Space was also distorted in one of my other favourite shows of the year, Peter Trevelyan’s work Persevertron at the Engine Room in Massey University. Trevelyan’s bizarre monolith stood alone in the middle of the empty room. Mirrors were arranged carefully within the object to extend and manipulate its inner space. You could put your arms and head in, and your body was repeated off into infinity. Not only was the space of the object itself distorted, but the viewer’s own sense of balance and personal space was fractured. This work extended out from its own physicality and impinged on that of its audience; commenting on and examining our spatial perceptions and awareness of our bodies.
What else, what else? Video work that has interested and excited me this year: Murray Hewitt’s work Burnings, which was in the show Smoke Signal at the Michael Hirschfeld Gallery earlier in the year. This piece stayed with me long after I had seen it. Its sense of disquiet and unease played on my mind. Hewitt, whose piece in Performance Week I wrote about last week, is an artist interested in the visual language of Southern America and American consumerism. This work depicted a figure, dressed in garb reminiscent of the Klu Klux Klan, lighting a set of goal posts in what seemed to be suburban New Zealand.

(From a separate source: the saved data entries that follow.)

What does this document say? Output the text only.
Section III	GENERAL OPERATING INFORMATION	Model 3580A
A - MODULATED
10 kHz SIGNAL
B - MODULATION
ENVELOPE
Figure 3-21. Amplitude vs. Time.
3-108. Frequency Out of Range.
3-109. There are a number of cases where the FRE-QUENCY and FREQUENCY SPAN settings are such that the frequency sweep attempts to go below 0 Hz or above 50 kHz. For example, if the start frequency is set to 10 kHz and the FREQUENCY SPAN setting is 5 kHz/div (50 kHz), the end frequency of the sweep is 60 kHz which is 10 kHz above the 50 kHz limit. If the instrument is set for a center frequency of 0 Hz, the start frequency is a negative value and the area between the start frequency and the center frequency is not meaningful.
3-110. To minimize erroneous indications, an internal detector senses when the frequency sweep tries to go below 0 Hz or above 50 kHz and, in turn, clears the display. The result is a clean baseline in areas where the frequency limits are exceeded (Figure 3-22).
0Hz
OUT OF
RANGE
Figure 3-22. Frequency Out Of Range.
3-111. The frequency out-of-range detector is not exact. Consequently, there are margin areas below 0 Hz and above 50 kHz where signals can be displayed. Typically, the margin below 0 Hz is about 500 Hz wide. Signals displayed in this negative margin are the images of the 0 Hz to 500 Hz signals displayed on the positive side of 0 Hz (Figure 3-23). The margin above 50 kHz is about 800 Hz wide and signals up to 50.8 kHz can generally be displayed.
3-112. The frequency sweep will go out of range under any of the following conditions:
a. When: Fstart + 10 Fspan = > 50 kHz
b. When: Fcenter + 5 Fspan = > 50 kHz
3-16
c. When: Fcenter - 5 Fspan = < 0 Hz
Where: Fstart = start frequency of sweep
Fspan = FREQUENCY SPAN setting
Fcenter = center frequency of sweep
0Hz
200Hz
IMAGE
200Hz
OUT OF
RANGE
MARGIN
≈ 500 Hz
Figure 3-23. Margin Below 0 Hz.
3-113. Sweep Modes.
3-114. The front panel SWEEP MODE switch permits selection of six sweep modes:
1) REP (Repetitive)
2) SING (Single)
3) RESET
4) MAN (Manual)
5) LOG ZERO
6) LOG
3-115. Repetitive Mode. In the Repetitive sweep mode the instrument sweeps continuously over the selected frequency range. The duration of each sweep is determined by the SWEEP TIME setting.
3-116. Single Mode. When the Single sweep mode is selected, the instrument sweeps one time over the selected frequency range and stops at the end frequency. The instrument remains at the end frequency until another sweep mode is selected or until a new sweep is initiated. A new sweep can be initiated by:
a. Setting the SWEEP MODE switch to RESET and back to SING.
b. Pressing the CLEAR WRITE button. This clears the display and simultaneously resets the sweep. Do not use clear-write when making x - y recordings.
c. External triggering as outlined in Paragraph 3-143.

The work was a mass of contradictions and layers of visual vocabulary. “Goal posts = rugby = New Zealand.” “White sheets = KKK = America.” These elements struggled against each other and animated the work for me. The use of the video medium was also salient. (Ed- Wicked bad pun Thomasin! Quite a salient way to end your Salient year, wouldn’t you say?). We could watch in real time the monumental flaming of the goal posts. The use of video also heightened the feeling of voyeurism, as we drove past, spying on this apparently personal ritual.
There are several other artists and shows I have enjoyed; Douglas Crane’s video work at Aaron Laurence Gallery, and Regan Gentry’s piece Common Cold in Islanded at the Adam Art Gallery have stayed with me for a while and were exciting to write about. Len Lye’s Water Whirler down on the waterfront is a great piece of public art for Wellington. I think it is working again after some vandals attacked it. Nice one guys.
Finally, I would like to say thank you to my few contributors, Pippin Barr, Emma Prendergast, and Will Robertson who have all written for the page and their contributions were greatly appreciated. It is nice to have different perspectives and writing styles to mix things up a little bit. So there you have it. Art in Welly. Suck it up.